Wij hadden net de heerlijke kleine country market in Cleggan bezocht en “voelden ons nu nog beter dan toen we wegreden uit Clifden en we besloten ook de rest van dit schiereiland te leren kennen. Door de mooie eenzaamheid, alleen onderbroken door een groepje cottages en zo nu en dan twee loslopende ezels, fietsten we, met steeds wisselend uitzicht op de Atlantic tot … (en dan weten we het niet). Het water tussen het vasteland en het eiland was gedeeltelijk zo ondiep, dat het bij eb gemakkelijk mogelijk was naar de overkant, naar het eiland, te fietsen. Het eiland was wel schaars bewoond, maar winkels of een cafeetje bleken er niet te zijn. We hadden honger dus we fietsten terug naar het vasteland waar we al een restaurantje gezien hadden.”
- Inishmore (Aran Islands) is het grootste en meest spectaculaire van de drie bewoonde Aran Islands, liggend in de monding van de Baai van Galway.
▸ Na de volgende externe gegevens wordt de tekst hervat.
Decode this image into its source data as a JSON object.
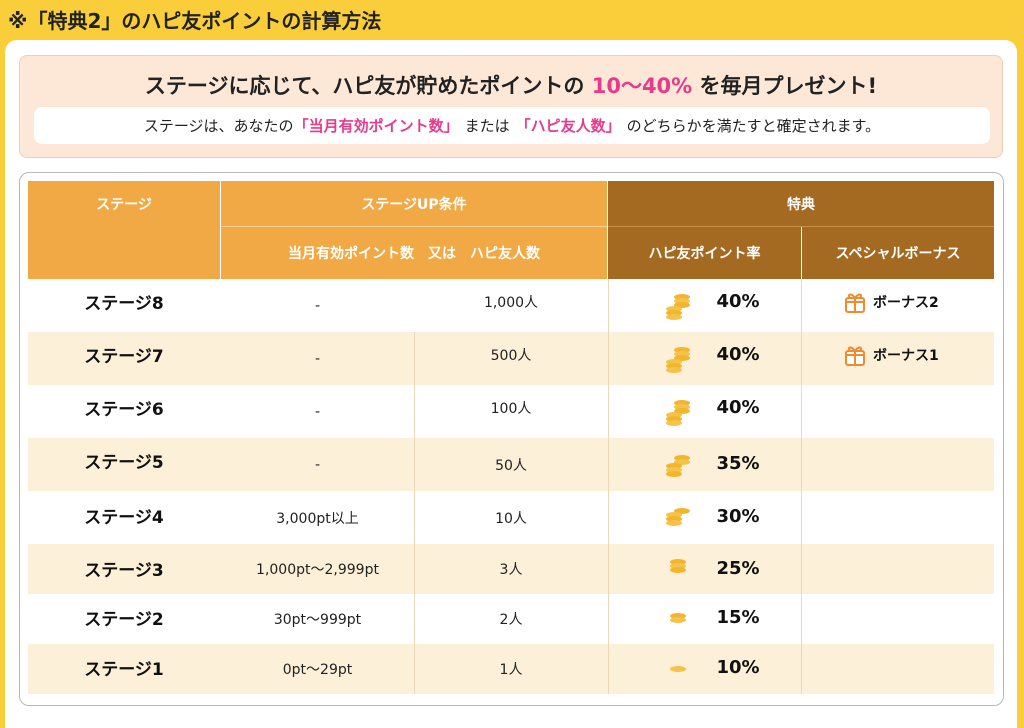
{
  "page": {
    "title": "※「特典2」のハピ友ポイントの計算方法"
  },
  "intro": {
    "head_prefix": "ステージに応じて、ハピ友が貯めたポイントの",
    "head_highlight": "10〜40%",
    "head_suffix": "を毎月プレゼント!",
    "note_1": "ステージは、あなたの",
    "note_hl1": "「当月有効ポイント数」",
    "note_2": "または",
    "note_hl2": "「ハピ友人数」",
    "note_3": "のどちらかを満たすと確定されます。"
  },
  "table": {
    "headers": {
      "stage": "ステージ",
      "condition": "ステージUP条件",
      "condition_sub": "当月有効ポイント数　又は　ハピ友人数",
      "benefit": "特典",
      "rate": "ハピ友ポイント率",
      "bonus": "スペシャルボーナス"
    },
    "rows": [
      {
        "stage": "ステージ8",
        "points": "-",
        "friends": "1,000人",
        "rate": "40%",
        "bonus": "ボーナス2"
      },
      {
        "stage": "ステージ7",
        "points": "-",
        "friends": "500人",
        "rate": "40%",
        "bonus": "ボーナス1"
      },
      {
        "stage": "ステージ6",
        "points": "-",
        "friends": "100人",
        "rate": "40%",
        "bonus": ""
      },
      {
        "stage": "ステージ5",
        "points": "-",
        "friends": "50人",
        "rate": "35%",
        "bonus": ""
      },
      {
        "stage": "ステージ4",
        "points": "3,000pt以上",
        "friends": "10人",
        "rate": "30%",
        "bonus": ""
      },
      {
        "stage": "ステージ3",
        "points": "1,000pt〜2,999pt",
        "friends": "3人",
        "rate": "25%",
        "bonus": ""
      },
      {
        "stage": "ステージ2",
        "points": "30pt〜999pt",
        "friends": "2人",
        "rate": "15%",
        "bonus": ""
      },
      {
        "stage": "ステージ1",
        "points": "0pt〜29pt",
        "friends": "1人",
        "rate": "10%",
        "bonus": ""
      }
    ]
  },
  "colors": {
    "background": "#f9ce3a",
    "header_orange": "#f0a944",
    "header_brown": "#a46a22",
    "row_alt": "#fdf0d8",
    "highlight_pink": "#e83a8b",
    "coin_gold": "#f2b52e"
  },
  "icons": {
    "coin": "coin-stack-icon",
    "gift": "gift-icon"
  }
}
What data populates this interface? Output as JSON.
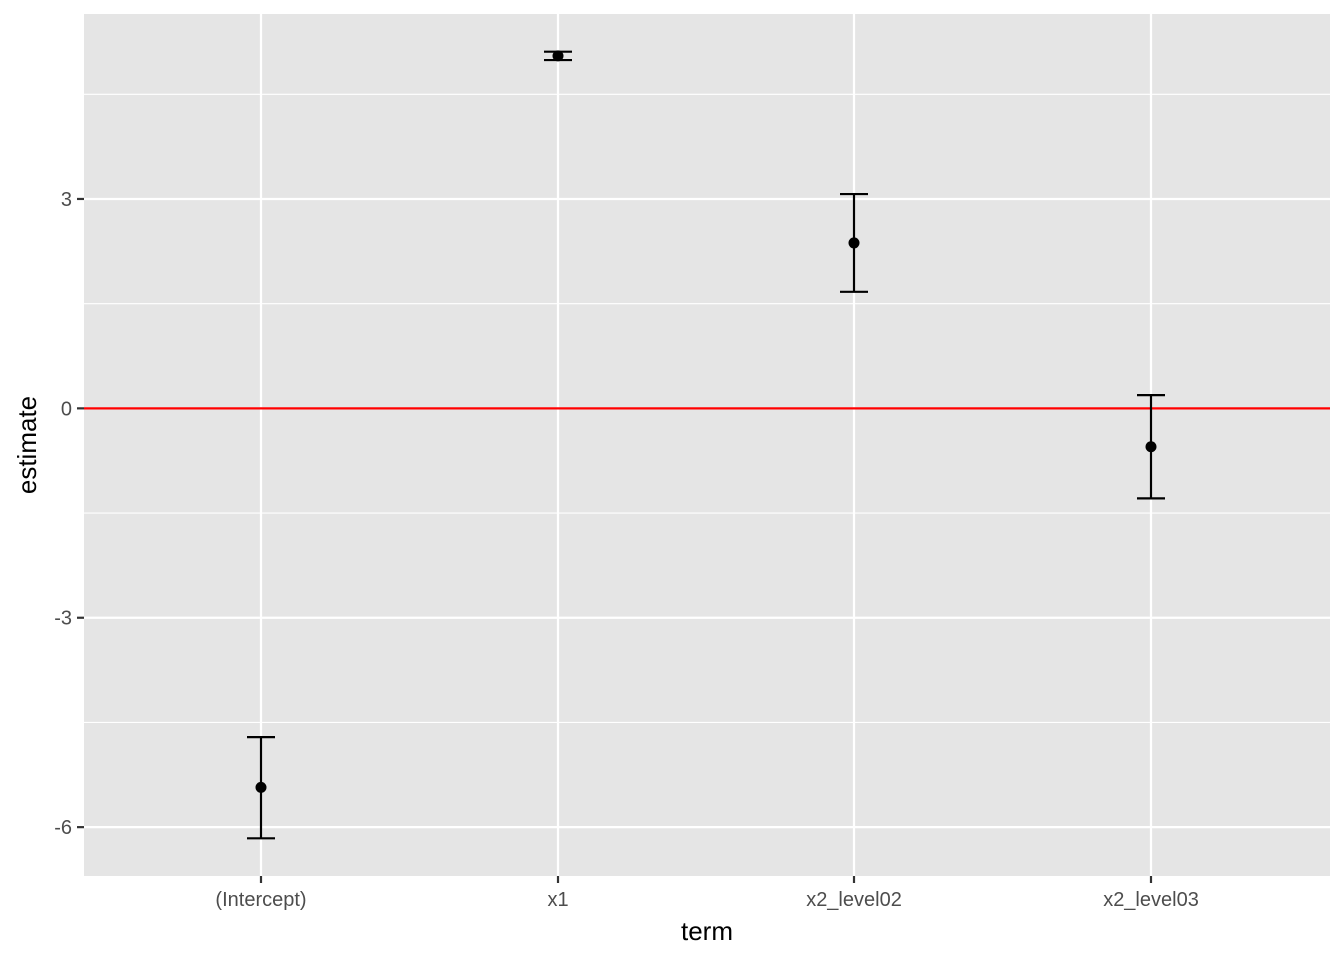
{
  "chart_data": {
    "type": "scatter",
    "title": "",
    "xlabel": "term",
    "ylabel": "estimate",
    "categories": [
      "(Intercept)",
      "x1",
      "x2_level02",
      "x2_level03"
    ],
    "series": [
      {
        "estimates": [
          -5.43,
          5.05,
          2.37,
          -0.55
        ],
        "conf_low": [
          -6.16,
          4.99,
          1.67,
          -1.29
        ],
        "conf_high": [
          -4.71,
          5.11,
          3.07,
          0.19
        ]
      }
    ],
    "ylim": [
      -6.7,
      5.65
    ],
    "yticks": [
      -6,
      -3,
      0,
      3
    ],
    "ytick_labels": [
      "-6",
      "-3",
      "0",
      "3"
    ],
    "reference_line": {
      "y": 0,
      "color": "#ff0000"
    },
    "grid": true,
    "legend": "none",
    "colors": {
      "panel_background": "#e5e5e5",
      "grid_line": "#ffffff",
      "point": "#000000",
      "errorbar": "#000000",
      "tick_label": "#4d4d4d",
      "axis_title": "#000000"
    }
  }
}
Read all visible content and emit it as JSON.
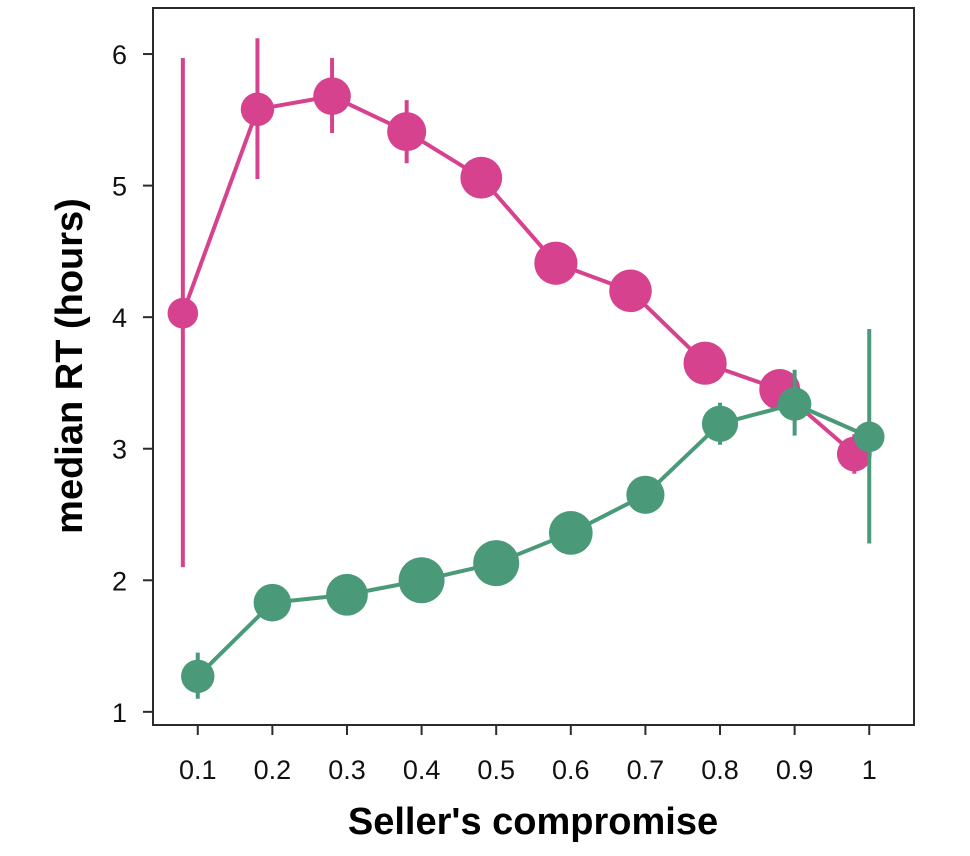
{
  "chart_data": {
    "type": "scatter",
    "xlabel": "Seller's compromise",
    "ylabel": "median RT (hours)",
    "xlim": [
      0.04,
      1.06
    ],
    "ylim": [
      0.9,
      6.35
    ],
    "x_ticks": [
      "0.1",
      "0.2",
      "0.3",
      "0.4",
      "0.5",
      "0.6",
      "0.7",
      "0.8",
      "0.9",
      "1"
    ],
    "y_ticks": [
      "1",
      "2",
      "3",
      "4",
      "5",
      "6"
    ],
    "grid": false,
    "legend": "none",
    "marker_size_note": "marker size varies by point",
    "series": [
      {
        "color": "#d6428e",
        "points": [
          {
            "x": 0.08,
            "y": 4.03,
            "err_low": 2.1,
            "err_high": 5.97,
            "size": 0.45
          },
          {
            "x": 0.18,
            "y": 5.58,
            "err_low": 5.05,
            "err_high": 6.12,
            "size": 0.55
          },
          {
            "x": 0.28,
            "y": 5.68,
            "err_low": 5.4,
            "err_high": 5.97,
            "size": 0.7
          },
          {
            "x": 0.38,
            "y": 5.41,
            "err_low": 5.17,
            "err_high": 5.65,
            "size": 0.75
          },
          {
            "x": 0.48,
            "y": 5.06,
            "err_low": 4.95,
            "err_high": 5.17,
            "size": 0.85
          },
          {
            "x": 0.58,
            "y": 4.41,
            "err_low": 4.32,
            "err_high": 4.5,
            "size": 0.9
          },
          {
            "x": 0.68,
            "y": 4.2,
            "err_low": 4.11,
            "err_high": 4.29,
            "size": 0.88
          },
          {
            "x": 0.78,
            "y": 3.65,
            "err_low": 3.57,
            "err_high": 3.73,
            "size": 0.9
          },
          {
            "x": 0.88,
            "y": 3.45,
            "err_low": 3.35,
            "err_high": 3.55,
            "size": 0.82
          },
          {
            "x": 0.98,
            "y": 2.96,
            "err_low": 2.81,
            "err_high": 3.11,
            "size": 0.6
          }
        ]
      },
      {
        "color": "#4a9a7a",
        "points": [
          {
            "x": 0.1,
            "y": 1.27,
            "err_low": 1.1,
            "err_high": 1.45,
            "size": 0.55
          },
          {
            "x": 0.2,
            "y": 1.83,
            "err_low": 1.76,
            "err_high": 1.9,
            "size": 0.7
          },
          {
            "x": 0.3,
            "y": 1.89,
            "err_low": 1.82,
            "err_high": 1.96,
            "size": 0.85
          },
          {
            "x": 0.4,
            "y": 2.0,
            "err_low": 1.93,
            "err_high": 2.07,
            "size": 1.0
          },
          {
            "x": 0.5,
            "y": 2.13,
            "err_low": 2.06,
            "err_high": 2.2,
            "size": 1.0
          },
          {
            "x": 0.6,
            "y": 2.36,
            "err_low": 2.28,
            "err_high": 2.44,
            "size": 0.92
          },
          {
            "x": 0.7,
            "y": 2.65,
            "err_low": 2.56,
            "err_high": 2.74,
            "size": 0.72
          },
          {
            "x": 0.8,
            "y": 3.19,
            "err_low": 3.03,
            "err_high": 3.35,
            "size": 0.65
          },
          {
            "x": 0.9,
            "y": 3.34,
            "err_low": 3.1,
            "err_high": 3.6,
            "size": 0.55
          },
          {
            "x": 1.0,
            "y": 3.09,
            "err_low": 2.28,
            "err_high": 3.91,
            "size": 0.45
          }
        ]
      }
    ]
  }
}
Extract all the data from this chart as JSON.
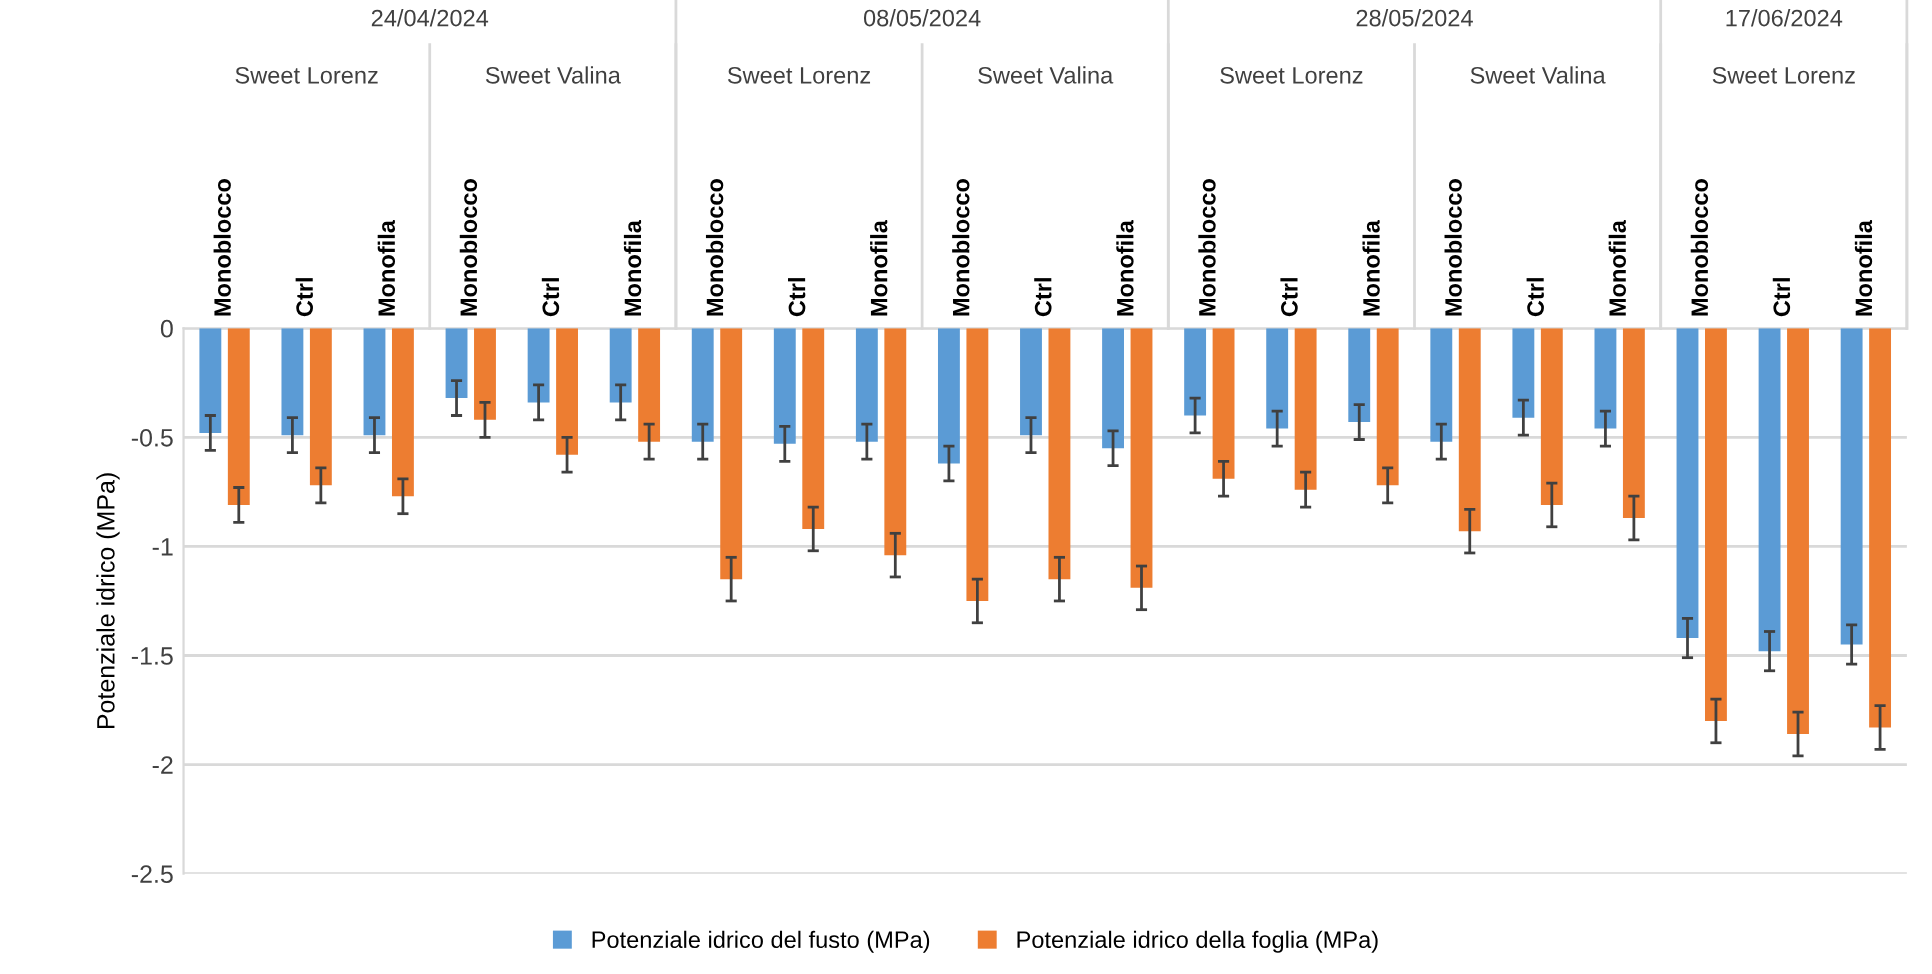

Met de veerpont voeren we vanuit Galway in 1,5 uur naar Inishmore, het laatste van de Aran Islands. Wij verbleven er enkele dagen. Alleen al het fort Dún Aonghasa uit de IJzertijd is het bezoek van dit eiland meer dan waard. Zie ook het fotoverslag van ons bezoek aan Inishmore begin augustus 1995.
- Videy island is een tegenwoordig onbewoond eilandje, 800 m uit de kust van de hoofdstad Reykjavik. Het eiland heeft wel een lange geschiedenis en veel betekenis voor de ontwikkeling van de regio. En ook tegenwoordig is er nog wel leven: er staat een mooi gerestaureerd kerkje, een bezoekerscentrum, Viðeyarstofa, een exclusieve horecagelegenheid, out door kunst van Richard Serra (1990 plaatste hij het kunstwerk ‘Áfanger’) en plaatsten John Lennon en Yoko Ono de ‘Imagine Peace Tower’ (Friðarsúlan) op het eiland. Het is een rond monument opgebouwd uit ryoliet en grijs basalt.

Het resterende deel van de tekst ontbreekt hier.